Niche stores and businesses seeking higher profile

August 02, 2012|The Baltimore Sun

A small Annapolis shopping district is trying to relinquish its status as a well-kept secret.

New bright-pink banners along Rowe Boulevard trumpet the little shopping area's presence. The splashy type announces the Village of West Annapolis Shopping District — an updated name to go with the new look.

The idea is to spark more interest in a quiet shopping area that looks like a step back in time, said Lynne Sherlock, president of the 39-member West Annapolis Business Affiliation and owner of Tara's Gifts and Parties of Distinction,

"The shops are unique. They are different," Sherlock said. "They are small, creative, niche businesses."

The business organization has recently begun to give out its new hot-pink brochure and cards at hotels in hopes of pulling in more visitors who want to see an area of the city that is a little off the beaten path, Sherlock said.

The planned expansion of the Circulator, the free trolley in the city, is expected to include West Annapolis, which Sherlock said will make it easier for tourists who are downtown to come out for a half-day.

There are antique shops, gift stores and clothing stores — though this is not the shopping district to visit for people on the prowl for souvenir T-shirts. One store boasts that it has the largest collection of quilting fabrics in the state. Many, Sherlock said, are stores that can't afford the downtown area's higher rents but have a following in part because they offer services and products that are out of the ordinary.

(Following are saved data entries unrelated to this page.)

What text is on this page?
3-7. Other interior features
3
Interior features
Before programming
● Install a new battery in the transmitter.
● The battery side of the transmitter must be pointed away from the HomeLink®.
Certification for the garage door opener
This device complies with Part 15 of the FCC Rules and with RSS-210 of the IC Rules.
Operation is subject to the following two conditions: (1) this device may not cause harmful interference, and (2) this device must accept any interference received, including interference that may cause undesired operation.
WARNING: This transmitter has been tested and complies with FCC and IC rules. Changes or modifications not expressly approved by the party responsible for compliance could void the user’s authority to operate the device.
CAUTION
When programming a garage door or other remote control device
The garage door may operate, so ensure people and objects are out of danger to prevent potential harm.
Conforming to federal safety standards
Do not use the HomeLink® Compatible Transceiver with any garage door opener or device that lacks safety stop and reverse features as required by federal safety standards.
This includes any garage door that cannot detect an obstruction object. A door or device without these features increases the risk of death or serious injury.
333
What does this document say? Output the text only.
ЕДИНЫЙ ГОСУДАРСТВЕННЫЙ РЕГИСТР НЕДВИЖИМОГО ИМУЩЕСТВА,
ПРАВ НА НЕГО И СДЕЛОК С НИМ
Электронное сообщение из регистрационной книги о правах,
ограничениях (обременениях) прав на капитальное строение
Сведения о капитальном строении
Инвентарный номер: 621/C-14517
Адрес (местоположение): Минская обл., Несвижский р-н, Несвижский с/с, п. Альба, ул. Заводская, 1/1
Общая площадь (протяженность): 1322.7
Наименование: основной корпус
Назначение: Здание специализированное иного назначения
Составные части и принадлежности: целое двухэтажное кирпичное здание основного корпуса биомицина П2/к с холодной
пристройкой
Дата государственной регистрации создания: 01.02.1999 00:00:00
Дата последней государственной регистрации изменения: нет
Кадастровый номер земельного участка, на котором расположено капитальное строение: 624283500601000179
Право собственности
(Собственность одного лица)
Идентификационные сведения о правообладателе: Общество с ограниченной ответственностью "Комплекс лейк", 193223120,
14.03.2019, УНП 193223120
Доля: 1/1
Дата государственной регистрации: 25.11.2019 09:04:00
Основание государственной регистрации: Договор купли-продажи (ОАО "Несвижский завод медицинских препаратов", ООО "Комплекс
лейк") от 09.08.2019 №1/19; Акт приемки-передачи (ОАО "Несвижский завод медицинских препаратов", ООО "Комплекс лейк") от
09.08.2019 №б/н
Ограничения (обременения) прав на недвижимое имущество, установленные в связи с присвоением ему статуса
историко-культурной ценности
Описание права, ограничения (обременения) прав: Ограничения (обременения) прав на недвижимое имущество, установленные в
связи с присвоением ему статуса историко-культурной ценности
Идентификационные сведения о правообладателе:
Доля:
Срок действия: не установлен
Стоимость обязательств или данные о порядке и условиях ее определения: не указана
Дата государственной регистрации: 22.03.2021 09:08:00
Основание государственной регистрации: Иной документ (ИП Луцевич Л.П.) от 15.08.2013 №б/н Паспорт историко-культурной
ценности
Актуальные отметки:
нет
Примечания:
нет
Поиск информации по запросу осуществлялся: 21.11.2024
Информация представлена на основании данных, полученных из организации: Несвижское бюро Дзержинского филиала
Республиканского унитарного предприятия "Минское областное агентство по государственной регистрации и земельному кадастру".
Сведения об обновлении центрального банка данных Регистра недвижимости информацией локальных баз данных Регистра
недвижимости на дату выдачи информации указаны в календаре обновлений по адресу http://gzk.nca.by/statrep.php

The shops and salons are in houses that were converted to stores; some have apartments upstairs and a shop on the first floor. Most of the stores lie along Annapolis Street, but the business organization also includes spas, restaurants and offices on adjacent streets. The businesses generally draw substantially from the surrounding residential community.

For a long time, West Annapolis was the little sibling to the Historic District. But Sherlock said that has changed in recent years.

"Two years ago, we revived our Main Street program, which had been dormant for a couple of years," Mayor Joshua Cohen said.

"It's the MainStreets Annapolis Partnership now," he said, and it includes traditional communities beyond Main Street.

"A lot of locals, they may come [to West Annapolis] for Oktoberfest, but a lot of folks haven't really discovered the shops for shopping year round. Or the restaurants," he said.

The business organization this year added a Cinco de Mayo Festival in early May and a flea market in late June, both of which proved successful, Sherlock said. The Oktoberfest, more than two decades old, draws more than 140 vendors and is packed.

Parking is not much of a problem, but traffic sometimes is.

The city is about to embark on a $70,000 traffic study, most of it paid for with federal grants, to examine backups through West Annapolis, Cohen said. Beach-bound traffic often backs up onto Annapolis Street on summertime Friday afternoons as motorists seek to avoid part of the eastbound U.S. 50 slowdown by cutting through the neighborhood.